Il 28 giugno 2016 il sito “Il Populista” pubblica un articolo dal titolo “Bormio: clandestini in vacanza alle terme“, diventato virale grazie alla condivisione dello stesso nella pagina Facebook di Matteo Salvini (suo condirettore) che riporta il seguente messaggio:

salvini-profughi-terme-bormio

E dopo le lezioni di sci invernali, adesso per i “profughi” arrivano le terme. Tutto regolare..

L’articolo delle 12:39 de “Il Populista” riporta quanto segue:

Mentre molti lavoratori faticavano sotto il sole o al caldo dentro un capannone, alcuni dei clandestini ospitati all’Hotel Stella di Bormio se la stavano godendo nel famoso centro termale della località turistica valtellinese. Come dimostrano le foto pubblicate da uno di loro, It’z Wesley Jahbless, sul proprio profilo Facebook, ieri i richiedenti asilo erano a mollo nell’acqua termale, e si scattavano foto e selfie con i loro smartphone a bordo piscina, sdraiati sul lettino a prendere il sole o all’interno della struttura indossando un asciugamano bianco. Turisti alla faccia nostra, che in questo modo fanno sapere agli amici rimasti nei paesi d’origine che partendo per l’Italia si ottiene un trattamento da nababbi, quindi avanti che c’è posto (anche alle terme)!

Alcune delle foto vennero pubblicate nell’account Facebook di uno dei ragazzi, Wesley Jahbless, il 27 giugno 2016. Turisti alla faccia nostra? “Il Populista” non si ferma di certo qui, pubblicando alle 13:1 un ulteriore articolo:

Presunti profughi o turisti termali a spese del contribuente? C’è chi alle terme non c’è mai entrato anche per motivi economici. Trascorrere una giornata immersi nelle acque calde e rilassanti è esperienza consigliabile, ma non esattamente alla portata di chi vive un periodo di ristrettezze economiche.Succede invece che a un gruppo di clandestini, richiedenti asilo provenienti dall’Africa sub-sahariana e alloggiati in Valtellina, sia stato offerto l’ingresso alle Terme di Bormio.

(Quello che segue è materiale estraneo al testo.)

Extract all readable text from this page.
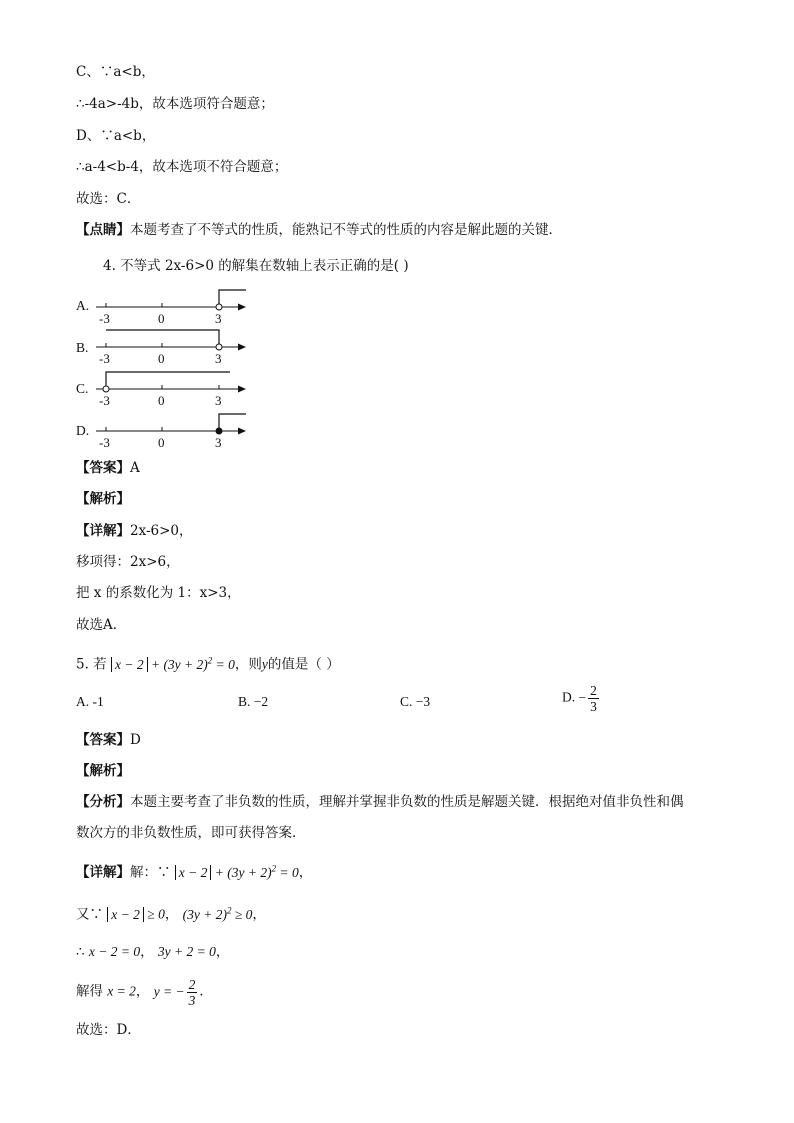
C、∵a<b，
∴-4a>-4b，故本选项符合题意；
D、∵a<b，
∴a-4<b-4，故本选项不符合题意；
故选：C．
【点睛】本题考查了不等式的性质，能熟记不等式的性质的内容是解此题的关键．
4. 不等式 2x-6>0 的解集在数轴上表示正确的是( )
A.
-3	0	3
B.
-3	0	3
C.
-3	0	3
D.
-3	0	3
【答案】A
【解析】
【详解】2x-6>0，
移项得：2x>6，
把 x 的系数化为 1：x>3，
故选A．
5. 若 $x - 2 + (3y + 2)^2 = 0$，则y的值是（ ）
A. -1	B. −2	C. −3	D. − $\frac{2}{3}$
【答案】D
【解析】
【分析】本题主要考查了非负数的性质，理解并掌握非负数的性质是解题关键．根据绝对值非负性和偶
数次方的非负数性质，即可获得答案．
【详解】解：∵ $x - 2 + (3y + 2)^2 = 0$，
又∵ x − 2 ≥ 0， $(3y + 2)^2 \ge 0$，
∴ x − 2 = 0， 3y + 2 = 0，
解得 x = 2， y = − $\frac{2}{3}$ ．
故选：D．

Forse, chissà, si tratta di un piano per meglio integrare gli ospiti nella comunità locale, per illustrare loro bellezze, eccellenze, potenzialità del turismo valtellinese. Servizi a pagamento per tutti. Gratis per questi ragazzi. Difficile credere che abbiano potuto pagare di tasca loro. Il biglietto in bassa stagione costa 21 euro, nei weekend 26. E se sono legittimati a comportarsi come turisti, allora nemmeno è necessaria la discrezione. Così un presunto profugo, nelle vesti di villeggiante, ha postato su facebook le foto della giornata, mentre prende il sole e se la spassa nelle acque benefiche insieme agli amici. Nuove frontiere dell’integrazione nelle regioni alpine, dopo le lezioni di sci offerte ai clandestini in Sud Tirolo.

L’articolo riporta anche un’intervista a Renato Fuchs, presidente di Bormio Terme. L’intervistatore ha cercato in qualche modo ulteriore polemica, ma si è trovato di fronte a delle risposte che probabilmente non si aspettava:

Il Populista: Se non sono entrati gratis, chi ha pagato il biglietto?
Renato Fuchs: Non mi interessa chi l’abbia fatto. Quando arriva un cliente paga ed entra, poi deve rispettare le leggi e le regole interne. Se non lo fa viene allontanato.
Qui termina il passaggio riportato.